Ero a Palermo l'anno scorso. Ricordo di essere entrata in una chiesa a caso. Ho acceso una candela per te. Quanto avrai riso. Lontana dalla tua lapide bianca, con quelle cazzo di roselline azzurre, messe lì, da una vita. Come il golfino che porti in quella foto. L'unica.
Quest'anno sono qui. Arrivata con i soliti trenta gradi, lo sguardo torvo delle solite vecchie, occhi fissi sulle mie gambe pallide e nude. Pronte a giudicare la pelle esposta in un luogo di culto come può essere un cimitero.
Ma chi dovrei impressionare signore che qui stanno tutti morti? Chi è che si spiega ciò che non ha sentito sulla propria pelle per anni prima di aprire gli occhi?
Certe cose le capisci da grande.
Quando tanti dolori ti investono e i pezzi di ciò che sei si sparpagliano in luoghi, sorrisi, pelli che non fanno più parte di te.
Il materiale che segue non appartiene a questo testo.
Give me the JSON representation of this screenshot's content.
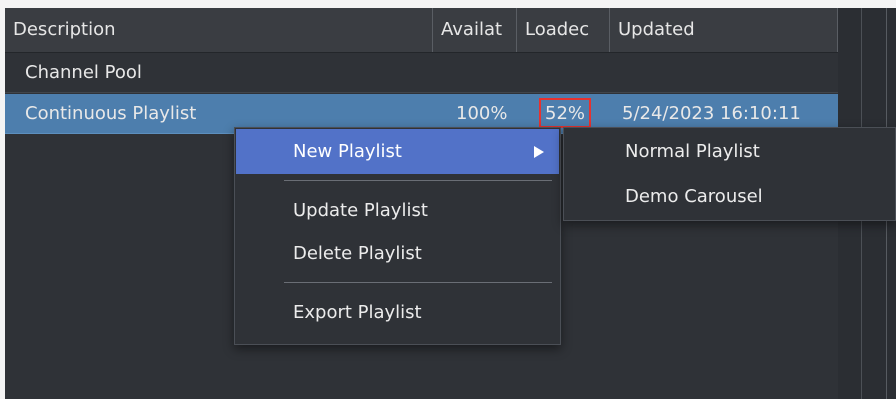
{
  "table": {
    "columns": [
      "Description",
      "Availat",
      "Loadec",
      "Updated"
    ],
    "rows": [
      {
        "description": "Channel Pool",
        "available": "",
        "loaded": "",
        "updated": ""
      },
      {
        "description": "Continuous Playlist",
        "available": "100%",
        "loaded": "52%",
        "updated": "5/24/2023 16:10:11"
      }
    ],
    "selected_row": "Continuous Playlist",
    "highlight_color": "#4d7ead",
    "outline_color": "#e6322f"
  },
  "context_menu": {
    "items": [
      {
        "label": "New Playlist",
        "has_submenu": true
      },
      {
        "label": "Update Playlist"
      },
      {
        "label": "Delete Playlist"
      },
      {
        "label": "Export Playlist"
      }
    ],
    "active_item": "New Playlist",
    "active_color": "#5272c8"
  },
  "submenu": {
    "items": [
      {
        "label": "Normal Playlist"
      },
      {
        "label": "Demo Carousel"
      }
    ]
  },
  "icons": {
    "submenu_arrow": "chevron-right-icon"
  }
}
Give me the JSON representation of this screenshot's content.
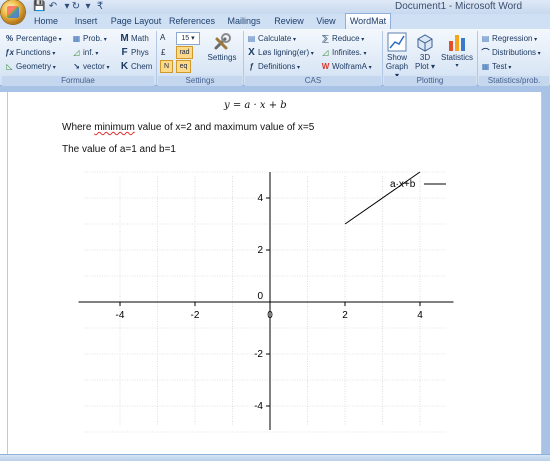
{
  "window": {
    "title": "Document1 - Microsoft Word"
  },
  "quick_access": {
    "save_icon": "save-icon",
    "undo_icon": "undo-icon",
    "redo_icon": "redo-icon",
    "customize_icon": "customize-icon"
  },
  "tabs": [
    "Home",
    "Insert",
    "Page Layout",
    "References",
    "Mailings",
    "Review",
    "View",
    "WordMat"
  ],
  "active_tab": "WordMat",
  "ribbon": {
    "formulae": {
      "label": "Formulae",
      "col1": [
        "Percentage",
        "Functions",
        "Geometry"
      ],
      "col2": [
        "Prob.",
        "inf.",
        "vector"
      ],
      "col3": [
        "Math",
        "Phys",
        "Chem"
      ]
    },
    "settings": {
      "label": "Settings",
      "decimals_label": "A",
      "decimals_value": "15",
      "currency_label": "£",
      "angle_label": "rad",
      "n_label": "N",
      "eq_label": "eq",
      "settings_button": "Settings"
    },
    "cas": {
      "label": "CAS",
      "col1": [
        "Calculate",
        "Løs ligning(er)",
        "Definitions"
      ],
      "col2": [
        "Reduce",
        "Infinites.",
        "WolframA"
      ]
    },
    "plotting": {
      "label": "Plotting",
      "buttons": [
        "Show Graph",
        "3D Plot",
        "Statistics"
      ]
    },
    "stats": {
      "label": "Statistics/prob.",
      "items": [
        "Regression",
        "Distributions",
        "Test"
      ]
    }
  },
  "document": {
    "formula": "y = a · x + b",
    "line1_prefix": "Where ",
    "line1_misspelled": "minimum",
    "line1_suffix": " value of x=2 and maximum value of x=5",
    "line2": "The value of a=1 and b=1"
  },
  "chart_data": {
    "type": "line",
    "series": [
      {
        "name": "a·x+b",
        "x": [
          2,
          4
        ],
        "y": [
          3,
          5
        ]
      }
    ],
    "xlim": [
      -5,
      5
    ],
    "ylim": [
      -5,
      5
    ],
    "xticks": [
      -4,
      -2,
      0,
      2,
      4
    ],
    "yticks": [
      4,
      2,
      0,
      -2,
      -4
    ],
    "grid": true,
    "legend": "top-right"
  }
}
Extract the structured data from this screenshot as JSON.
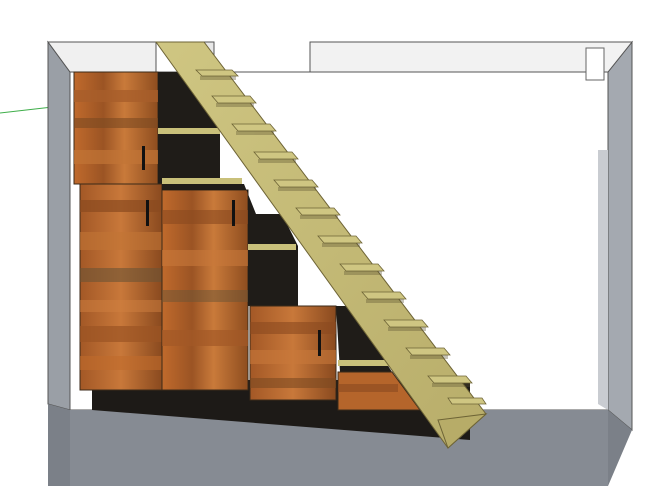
{
  "app": {
    "type": "3D modeling viewport",
    "icon_names": [
      "under-stair-storage-model",
      "green-axis-line"
    ]
  },
  "colors": {
    "background": "#ffffff",
    "wall_face": "#ffffff",
    "wall_side": "#9a9fa6",
    "wall_edge": "#6f747b",
    "floor": "#7b8088",
    "ceiling_block": "#f2f2f2",
    "wood_light": "#c9c07a",
    "wood_dark": "#8a6a3a",
    "cabinet_orange": "#b5652b",
    "cabinet_brown": "#7a4a20",
    "shadow": "#1d1a17",
    "axis_green": "#3fae4a",
    "handle": "#111111"
  },
  "model": {
    "stair_steps": 13,
    "cabinets": 4,
    "open_shelves": 4
  }
}
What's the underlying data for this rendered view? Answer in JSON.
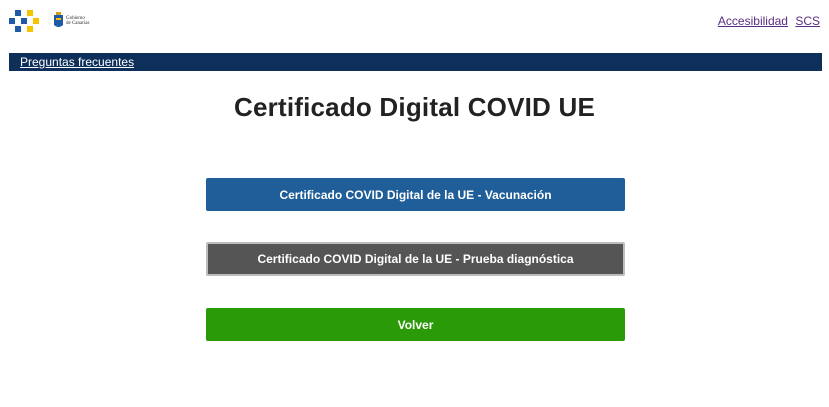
{
  "header": {
    "gov_logo_text": [
      "Gobierno",
      "de Canarias"
    ],
    "links": [
      "Accesibilidad",
      "SCS"
    ]
  },
  "nav": {
    "faq_label": "Preguntas frecuentes"
  },
  "main": {
    "title": "Certificado Digital COVID UE",
    "buttons": {
      "vaccination": "Certificado COVID Digital de la UE - Vacunación",
      "diagnostic_test": "Certificado COVID Digital de la UE - Prueba diagnóstica",
      "back": "Volver"
    }
  },
  "colors": {
    "navbar": "#0e2f5a",
    "vaccination_button": "#1f5e98",
    "diagnostic_button": "#555555",
    "back_button": "#2b9a08",
    "logo_blue": "#1e5aa8",
    "logo_yellow": "#f5c400"
  }
}
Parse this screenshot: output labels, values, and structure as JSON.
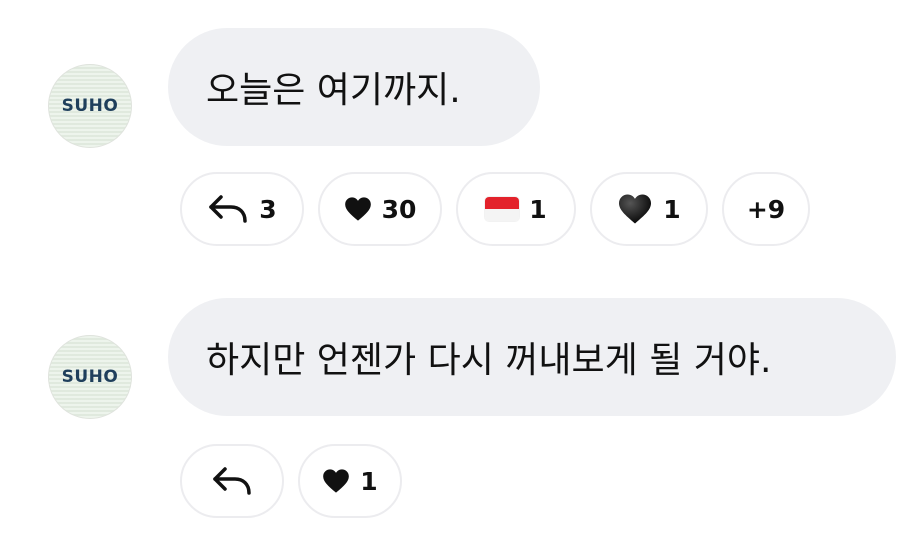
{
  "messages": [
    {
      "avatar_text": "SUHO",
      "text": "오늘은 여기까지.",
      "reactions": [
        {
          "icon": "reply-arrow-icon",
          "count": "3"
        },
        {
          "icon": "heart-icon",
          "count": "30"
        },
        {
          "icon": "indonesia-flag-icon",
          "count": "1"
        },
        {
          "icon": "black-heart-emoji-icon",
          "count": "1"
        },
        {
          "label": "+9"
        }
      ]
    },
    {
      "avatar_text": "SUHO",
      "text": "하지만 언젠가 다시 꺼내보게 될 거야.",
      "reactions": [
        {
          "icon": "reply-arrow-icon",
          "count": ""
        },
        {
          "icon": "heart-icon",
          "count": "1"
        }
      ]
    }
  ],
  "colors": {
    "bubble_bg": "#eff0f3",
    "pill_border": "#ececef",
    "avatar_text": "#1f3f5c",
    "flag_red": "#e3222b"
  }
}
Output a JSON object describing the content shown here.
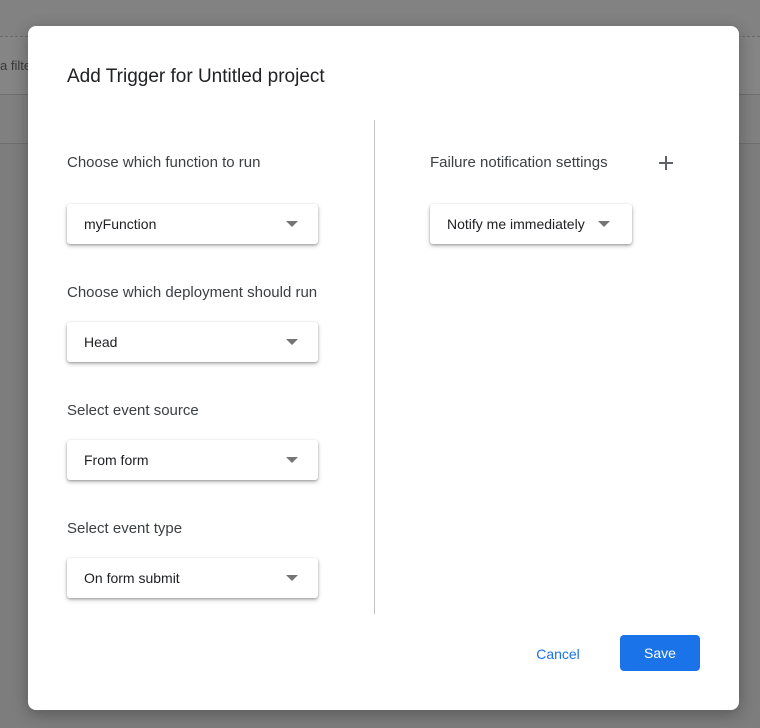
{
  "background": {
    "filter_text": "a filte"
  },
  "dialog": {
    "title": "Add Trigger for Untitled project",
    "fields": [
      {
        "label": "Choose which function to run",
        "value": "myFunction"
      },
      {
        "label": "Choose which deployment should run",
        "value": "Head"
      },
      {
        "label": "Select event source",
        "value": "From form"
      },
      {
        "label": "Select event type",
        "value": "On form submit"
      }
    ],
    "failure": {
      "label": "Failure notification settings",
      "value": "Notify me immediately",
      "add_icon": "plus-icon"
    },
    "cancel_label": "Cancel",
    "save_label": "Save"
  },
  "colors": {
    "accent": "#1a73e8",
    "overlay": "#7d7d7d",
    "text": "#3c4043"
  }
}
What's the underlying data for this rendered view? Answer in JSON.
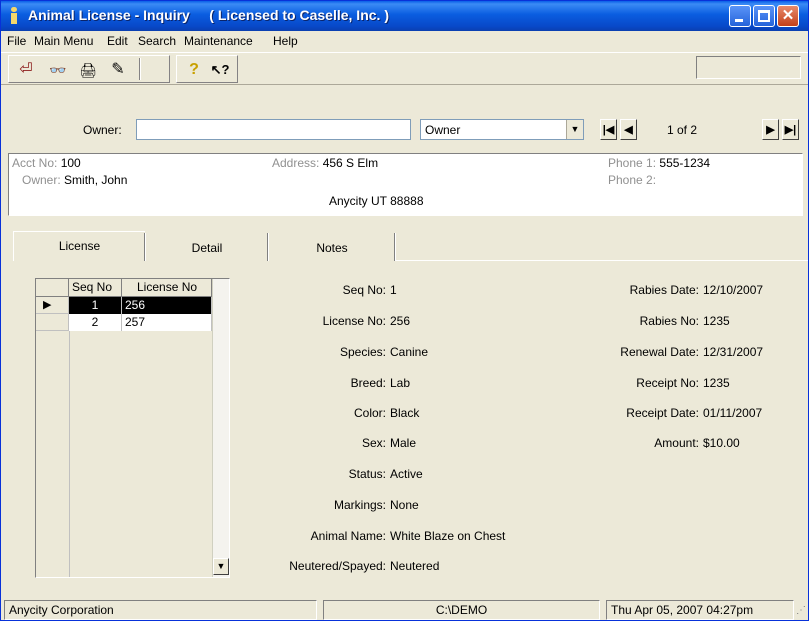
{
  "window": {
    "title": "Animal License - Inquiry     ( Licensed to Caselle, Inc. )",
    "close_glyph": "✕"
  },
  "menu": [
    "File",
    "Main Menu",
    "Edit",
    "Search",
    "Maintenance",
    "Help"
  ],
  "toolbar": {
    "icons": [
      "exit-icon",
      "binoculars-icon",
      "printer-icon",
      "notepad-icon",
      "help-icon",
      "context-help-icon"
    ],
    "glyphs": [
      "⏎",
      "👓",
      "🖨",
      "✎",
      "?",
      "↖?"
    ]
  },
  "search": {
    "owner_label": "Owner:",
    "owner_value": "",
    "sort_value": "Owner",
    "record_text": "1 of 2",
    "nav_first": "|◀",
    "nav_prev": "◀",
    "nav_next": "▶",
    "nav_last": "▶|",
    "dropdown_arrow": "▼"
  },
  "owner_info": {
    "acct_label": "Acct No:",
    "acct_value": "100",
    "owner_label": "Owner:",
    "owner_value": "Smith, John",
    "address_label": "Address:",
    "address_line1": "456 S Elm",
    "address_line2": "Anycity  UT  88888",
    "phone1_label": "Phone 1:",
    "phone1_value": "555-1234",
    "phone2_label": "Phone 2:",
    "phone2_value": ""
  },
  "tabs": [
    "License",
    "Detail",
    "Notes"
  ],
  "active_tab": "License",
  "grid": {
    "headers": [
      "Seq No",
      "License No"
    ],
    "sort_glyph": "▲",
    "rows": [
      {
        "seq": "1",
        "license": "256",
        "selected": true
      },
      {
        "seq": "2",
        "license": "257",
        "selected": false
      }
    ],
    "row_pointer": "▶",
    "scroll_down": "▼"
  },
  "license_fields": {
    "seq_no": {
      "label": "Seq No:",
      "value": "1"
    },
    "license_no": {
      "label": "License No:",
      "value": "256"
    },
    "species": {
      "label": "Species:",
      "value": "Canine"
    },
    "breed": {
      "label": "Breed:",
      "value": "Lab"
    },
    "color": {
      "label": "Color:",
      "value": "Black"
    },
    "sex": {
      "label": "Sex:",
      "value": "Male"
    },
    "status": {
      "label": "Status:",
      "value": "Active"
    },
    "markings": {
      "label": "Markings:",
      "value": "None"
    },
    "animal_name": {
      "label": "Animal Name:",
      "value": "White Blaze on Chest"
    },
    "neutered": {
      "label": "Neutered/Spayed:",
      "value": "Neutered"
    }
  },
  "rabies_fields": {
    "rabies_date": {
      "label": "Rabies Date:",
      "value": "12/10/2007"
    },
    "rabies_no": {
      "label": "Rabies No:",
      "value": "1235"
    },
    "renewal_date": {
      "label": "Renewal Date:",
      "value": "12/31/2007"
    },
    "receipt_no": {
      "label": "Receipt No:",
      "value": "1235"
    },
    "receipt_date": {
      "label": "Receipt Date:",
      "value": "01/11/2007"
    },
    "amount": {
      "label": "Amount:",
      "value": "$10.00"
    }
  },
  "status_bar": {
    "company": "Anycity Corporation",
    "path": "C:\\DEMO",
    "datetime": "Thu Apr 05, 2007  04:27pm"
  }
}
Alcuni avrai la fortuna di ritrovarli nel vento, in profumi lontani.
Daniele. Altri rimarranno appiccicati addosso.
Continuo a respirare perché tu mi hai insegnato a farlo.
Continuo a sbagliare perché ho bisogno di farmi male per sentire che qualcosa abbia senso.
Continuo a sorridere perché a volte è così naturale che la sensazione mi toglie il fiato.
Vivo per te. Per mamma e per babbo. Troppo giovani, con un dolore troppo grande.
Sono zoppa. Sempre io. Sempre solita.
Mi manca un pezzo di cuore da quando sono nata, l'ho capito da grande che te lo sei fregato te.
Però mi sei rimasto appiccicato addosso.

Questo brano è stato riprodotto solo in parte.